Parmi les points les plus importants de ce pacte, comme l’explique Achraf Hana, c’est qu’il prône une coopération entre les pays plutôt que la fermeture des frontières. Il offre une plateforme vers plus de partenariats entre le Nord et le Sud de la Méditerranée, notamment entre l’Europe et des pays de transit de la région de l’Afrique du Nord (l’Egypte, le Maroc, la Tunisie, l’Algérie et la Libye).

« L’Europe a essayé d’exercer des pressions sur ces pays pour qu’ils installent des camps de migrants sur leurs territoires. Cette proposition a été définitivement rejetée pour des raisons sécuritaires, notamment par l’Egypte, qui s’est engagée à empêcher le départ des migrants vers l’Europe à travers ses frontières », raconte Hana, avant d’ajouter que « l’Egypte, pour mettre terme à ce phénomène, a adopté une stratégie à deux volets : l’un sécuritaire et l’autre portant sur le développement ». Le premier consiste à renforcer le contrôle des frontières terrestres et maritimes pour empêcher l’infiltration des migrants.

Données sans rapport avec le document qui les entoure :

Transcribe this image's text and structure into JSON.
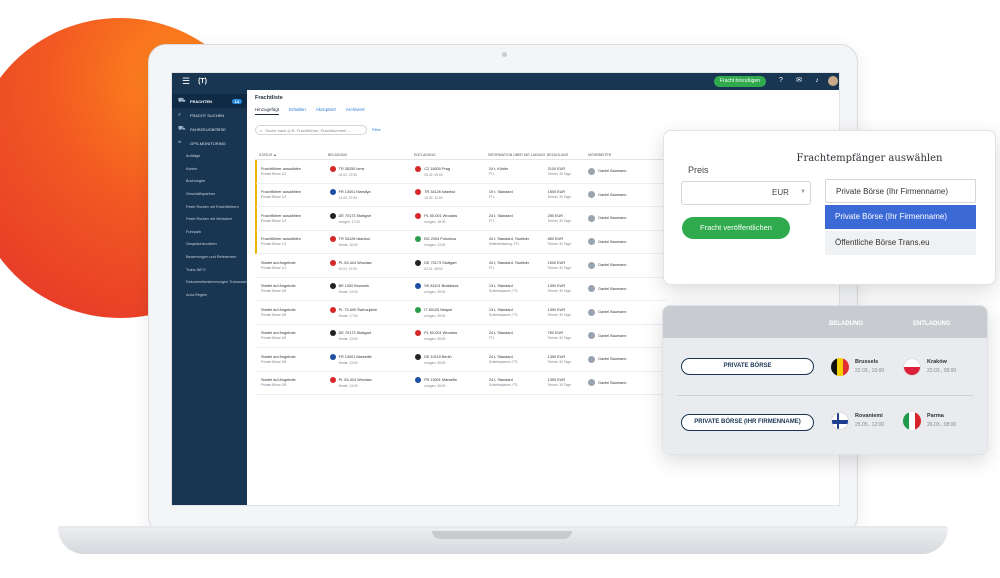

Une mission réussie. En décembre 2016, l’Egypte a déclaré avoir mis complètement un terme à la migration illégale à partir de son littoral. Quant au deuxième volet, il consiste à renforcer les partenariats économiques avec l’Union européenne pour affronter les défis des migrations. Le gouvernement vient d’approuver cette semaine un projet d’accord signé à Bruxelles en octobre dernier entre l’Egypte et l’Union européenne, pour financer quatre projets de développement pour « s’attaquer aux défis de la migration en Egypte », avec un coût total estimé à 63 millions d’euros. Lutter contre les défis des migrations irrégulières figure au centre de l’agenda de la visite du président en Autriche cette semaine.

Les défis de « l’après-pacte » sont pourtant nombreux, comme l’estime Ayman Abdel-Wahab, chercheur au Centre des Etudes Politiques et Stratégiques d’Al-Ahram (CEPS). « La ratification du Pacte de Marrakech ne marquera pas la fin des débats mais plutôt le point de départ en vue d’approfondir les recherches et de repenser les politiques migratoires, ce qui exige en premier lieu la présence d’une volonté politique internationale plus forte pour régler la question migratoire », conclut Abdel-Wahab.